Será que a felicidade, quando induzida através de boas memórias,
interfere na composição proteica da saliva? A indução é feita a uma
amostra de 128 participantes, através de meditação guiada. "A ideia é
caracterizar o indivíduo saudável, ao nível molecular. Caso haja fundo
de investigação, alarga-se o estudo a patologias."
Outra
actividade passa pelo movimento criado por Mário Simões e pela psicóloga
Marisa Oliveira: os agentes activos da felicidade, inseridos numa
psicoterapia breve. A Psicologia Positiva é transmitida em estados
alterados de consciência, atingidos por relaxamento, meditação guiada,
hipnose e exercícios respiratórios. O voluntário entra neste ecossistema
- com léxico e práticas próprias - e aplica-o no quotidiano.
"Inicia
o que na Psicologia Positiva se diz optimismo aprendido. Depois vem a
etapa da esperança. A seguir re-significa positivamente o seu passado
para atenuar traumas. Segue-se a fase de 'o corpo fala' [zonas em
sofrimento devido a maus hábitos]", diz a psicóloga e depois o perdão e a
gratidão, a que a co-autora chama "plus". "São itens mais subtis.

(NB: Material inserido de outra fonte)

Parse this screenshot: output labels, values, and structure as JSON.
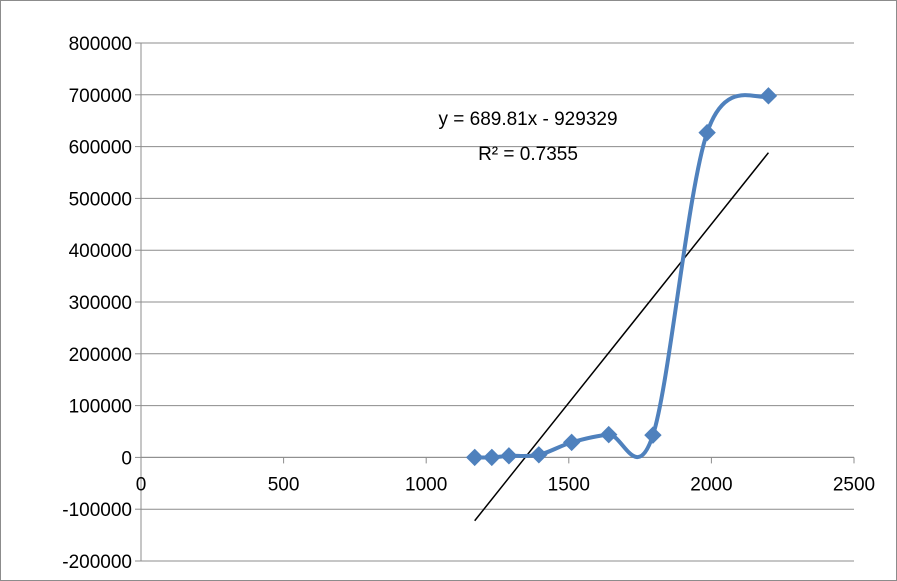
{
  "chart_data": {
    "type": "scatter",
    "title": "",
    "xlabel": "",
    "ylabel": "",
    "xlim": [
      0,
      2500
    ],
    "ylim": [
      -200000,
      800000
    ],
    "x_ticks": [
      0,
      500,
      1000,
      1500,
      2000,
      2500
    ],
    "y_ticks": [
      -200000,
      -100000,
      0,
      100000,
      200000,
      300000,
      400000,
      500000,
      600000,
      700000,
      800000
    ],
    "x_tick_labels": [
      "0",
      "500",
      "1000",
      "1500",
      "2000",
      "2500"
    ],
    "y_tick_labels": [
      "-200000",
      "-100000",
      "0",
      "100000",
      "200000",
      "300000",
      "400000",
      "500000",
      "600000",
      "700000",
      "800000"
    ],
    "grid": "horizontal",
    "legend": "none",
    "series": [
      {
        "style": "smoothed-line-with-diamond-markers",
        "color": "#4f81bd",
        "x": [
          1170,
          1230,
          1290,
          1395,
          1510,
          1640,
          1795,
          1985,
          2200
        ],
        "y": [
          0,
          0,
          3000,
          5000,
          29000,
          44000,
          43000,
          627000,
          698000
        ]
      }
    ],
    "trendline": {
      "type": "linear",
      "color": "#000000",
      "slope": 689.81,
      "intercept": -929329,
      "x_range": [
        1170,
        2200
      ]
    },
    "annotations": {
      "equation": "y = 689.81x - 929329",
      "r_squared": "R² = 0.7355"
    }
  }
}
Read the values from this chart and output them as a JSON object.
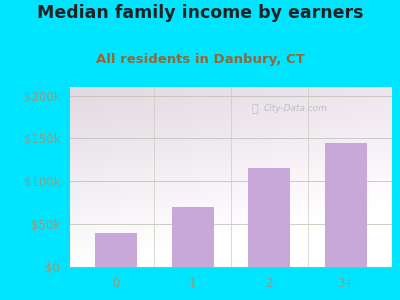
{
  "title": "Median family income by earners",
  "subtitle": "All residents in Danbury, CT",
  "categories": [
    "0",
    "1",
    "2",
    "3+"
  ],
  "values": [
    40000,
    70000,
    115000,
    145000
  ],
  "bar_color": "#c8a8d8",
  "background_outer": "#00e5ff",
  "title_color": "#222222",
  "subtitle_color": "#996633",
  "tick_color": "#999977",
  "ytick_labels": [
    "$0",
    "$50k",
    "$100k",
    "$150k",
    "$200k"
  ],
  "ytick_values": [
    0,
    50000,
    100000,
    150000,
    200000
  ],
  "ylim": [
    0,
    210000
  ],
  "title_fontsize": 12.5,
  "subtitle_fontsize": 9.5,
  "watermark": "City-Data.com"
}
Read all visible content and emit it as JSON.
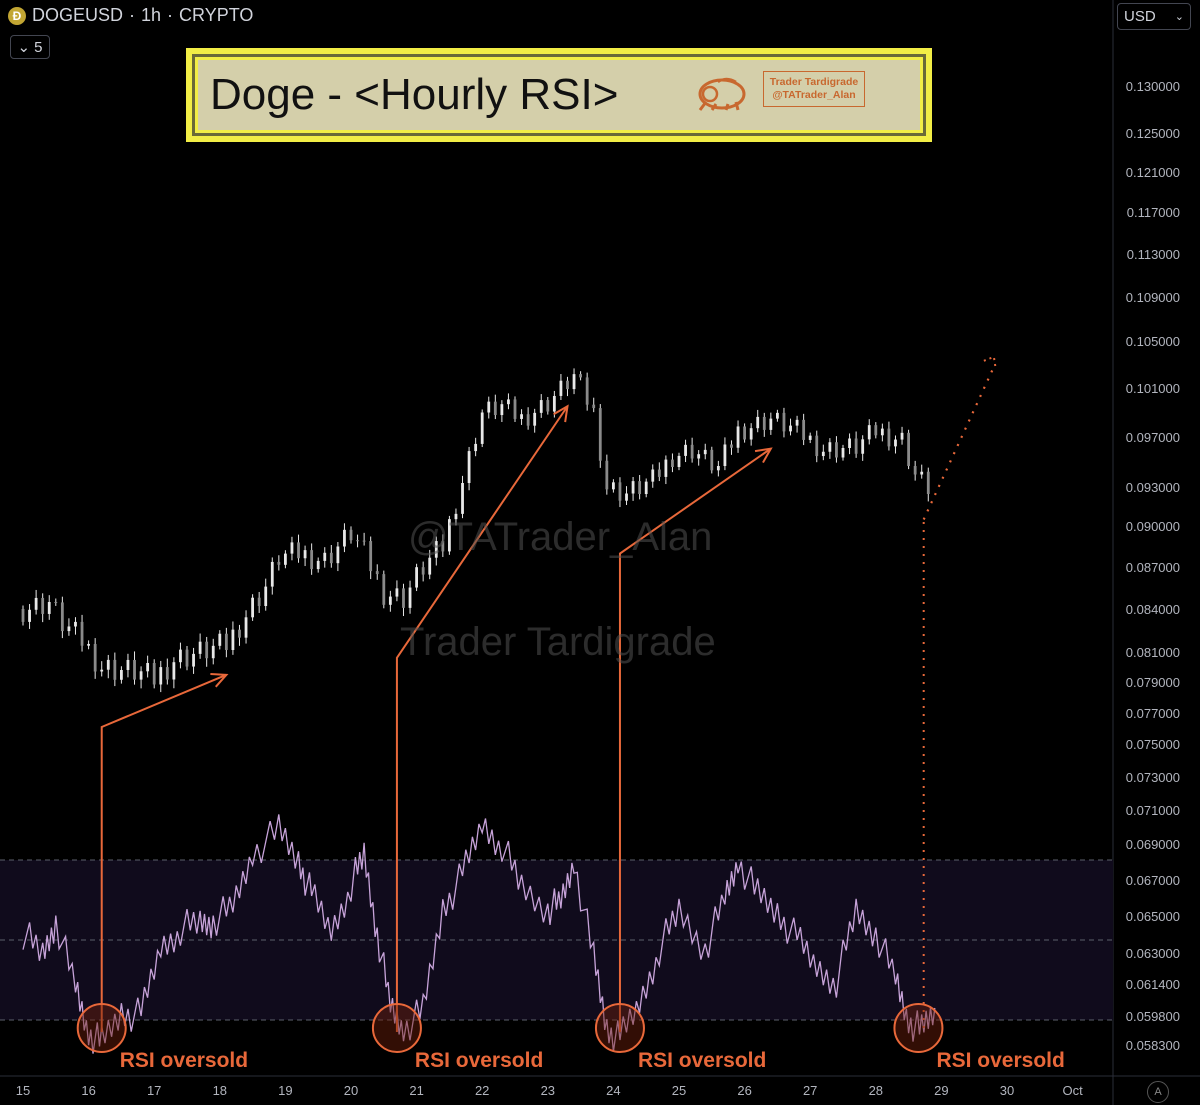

Estudos dizem que manter um diário de gratidão [três pequenos
apontamentos diários] por 30 dias atenua uma depressão leve e o nível de
ansiedade diminui." Por fim, a metamorfose: "O processo em que a
borboleta ainda não o é e tem de repensar todas as outras fases. E ou
voa ou recua." Se voar muda de comportamento e de perspectiva de vida.
Projecto de uma cidade feliz
E
se profetizassem esta mudança numa cidade de 30 mil habitantes? Marisa
Oliveira lançou a proposta a um município da Beira Baixa e aguarda
resposta. Já tinha aplicado o modelo no Brasil, a 500 alunos (de 10 a 12
anos) de Caeté, a 70 km de Belo Horizonte. Melhoraram comportamento,
cidadania e o sucesso escolar.
Rosário Mexia, 61 anos, é adepta
da corrente. A médica-dentista e docente na Faculdade de Medicina de
Lisboa defendeu, em Fevereiro, a tese de doutoramento, em que analisou
dores ósseas e musculares provocadas pela profissão - os dentistas têm
altos níveis de stress . Quis relacionar estes parâmetros com escalas de
felicidade. Concluiu que o stress está associado à felicidade variável,
mas não à autêntica e durável. A escala da felicidade-padrão da tese
inspirou-se nos ensinos do monge budista Matthieu Ricard, declarado o
homem mais feliz do mundo pela Universidade de Wisconsin: o seu cérebro
tem a área responsável pelas emoções de felicidade muito desenvolvida.
Rosário visitou-o no Nepal. Nunca mais quis estudar outra coisa.
* Ainda não há milagres, mas longe dos ruidosos bufarinheiros religiosos a ciência está muito perto.